Ingredients:
2 lbs skinless, boneless Chicken thighs cut into medium size pieces
2 cups of long grain basmati rice
3 red onions sliced thin
¼ cup cold press sunflower oil
2 tbsp Ghee
Chicken Marinade
1 cup of Greek yogurt
1 tbsp ginger garlic paste
1 tbsp. Keralan Curry
½ tsp Kashmiri garam masala powder
1 tsp sea salt
½ lemon juiced
1/4 cup water
Biriyani Aromatics
2 Green chilies
5 cloves of garlic
2 tsp ginger garlic paste
1 bunch Cilantro leaves
1 bunch mint leaves minced fine
5 strands Saffron soaked in warm water
Whole Spices
1 bay leaf
3 green cardamom pods
3 cloves
1 small cinnamon stick
1 star anise (optional)
Garnish
10 Cashew nuts
2 tbsp raisins
2 medium onions thinly sliced, fried golden brown
1 tbsp Cilantro minced fine
1 tbsp Mint
Dough for Sealing
1 cup water
2 cup flour
Procedure:
- Soak the brown basmati rice for ½hr – 1 hour. Wash and clean the basmati rice, till the water is clear and drain the water in a colander. 

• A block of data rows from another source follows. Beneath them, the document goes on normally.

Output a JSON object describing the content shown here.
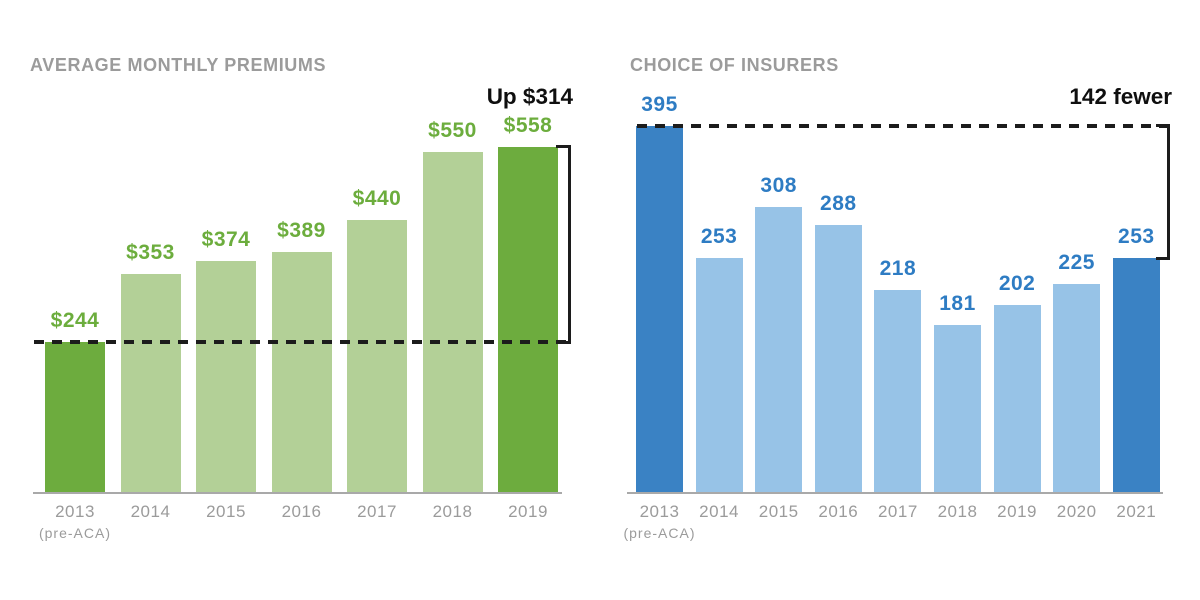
{
  "colors": {
    "background": "#ffffff",
    "title_gray": "#9b9b9b",
    "axis_label_gray": "#9b9b9b",
    "baseline_gray": "#a9a9a9",
    "annotation_black": "#0f0f0f",
    "dash_black": "#1c1c1c",
    "green_dark": "#6dac3e",
    "green_light": "#b3d097",
    "green_label": "#6cad3d",
    "blue_dark": "#3a82c4",
    "blue_light": "#97c3e7",
    "blue_label": "#2e7cc3"
  },
  "chart_data": [
    {
      "id": "premiums",
      "type": "bar",
      "title": "AVERAGE MONTHLY PREMIUMS",
      "annotation": "Up $314",
      "categories": [
        "2013",
        "2014",
        "2015",
        "2016",
        "2017",
        "2018",
        "2019"
      ],
      "category_sublabels": [
        "(pre-ACA)",
        "",
        "",
        "",
        "",
        "",
        ""
      ],
      "values": [
        244,
        353,
        374,
        389,
        440,
        550,
        558
      ],
      "value_labels": [
        "$244",
        "$353",
        "$374",
        "$389",
        "$440",
        "$550",
        "$558"
      ],
      "highlighted_indices": [
        0,
        6
      ],
      "reference_value": 244,
      "difference": 314,
      "ylim": [
        0,
        600
      ],
      "grid": false,
      "legend": false,
      "bar_color_light": "green_light",
      "bar_color_dark": "green_dark",
      "value_label_color": "green_label"
    },
    {
      "id": "insurers",
      "type": "bar",
      "title": "CHOICE OF INSURERS",
      "annotation": "142 fewer",
      "categories": [
        "2013",
        "2014",
        "2015",
        "2016",
        "2017",
        "2018",
        "2019",
        "2020",
        "2021"
      ],
      "category_sublabels": [
        "(pre-ACA)",
        "",
        "",
        "",
        "",
        "",
        "",
        "",
        ""
      ],
      "values": [
        395,
        253,
        308,
        288,
        218,
        181,
        202,
        225,
        253
      ],
      "value_labels": [
        "395",
        "253",
        "308",
        "288",
        "218",
        "181",
        "202",
        "225",
        "253"
      ],
      "highlighted_indices": [
        0,
        8
      ],
      "reference_value": 395,
      "difference": 142,
      "ylim": [
        0,
        430
      ],
      "grid": false,
      "legend": false,
      "bar_color_light": "blue_light",
      "bar_color_dark": "blue_dark",
      "value_label_color": "blue_label"
    }
  ]
}
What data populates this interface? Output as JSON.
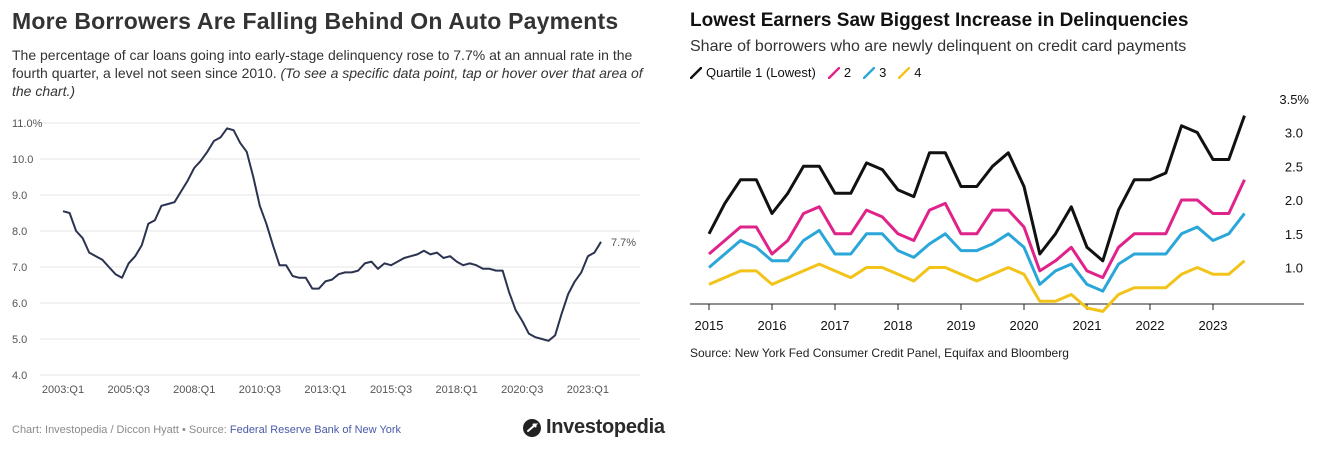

- In a large bowl combine the marinade for the chicken and thechicken pieces and marinate for 2-3 hours or overnight. 
- Prepare the Biriyani Aromatics by chopping up the ingredients. Set aside. 
- Heat the ¼ cup oil in a Dutch oven on medium heat and sauté the cashew nuts, raisins and for about 2 minutes till the cashews get golden brown, and keep it aside for garnish. 
- Now add the 2 onions for the garnish to oil on medium high heat till crispy and golden brown, set aside. 
- Now add the whole spices sauté for 1 minute, ginger garlic paste,and the remaining onions, sauté for 2 minutes. 
- Add the marinated chicken, sauté for 2 – 3 minutes and add the Biriyani Aromatics. 
- Reduce heat to medium. Mix everything well. Cook for 2 minutes, add 1/4 cup water, close the lid, and set heat to medium low for about 20 minutes. 
- Open the lid, make sure sauce is thickened and chicken is cooked.Turn off the heat and set aside. 
- In a pot add 5 cups of water,once it boils add the basmati rice, cook until half done,about 10 minutes. Turn off the heat, strain the rice, and keep aside. 
- To assemble the individual biriyani, add a dot of ghee,layer the rice, chicken, and minced herbs alternatively to each croquette dotting layers with ghee. 
- In the top, garnish each croquette with the garnish mix and drizzle of the saffron water. 
- Seal with dough and place in oven at pre-heated to 350F degrees for about 10 minutes. Take it out, open it up, garnish and serve.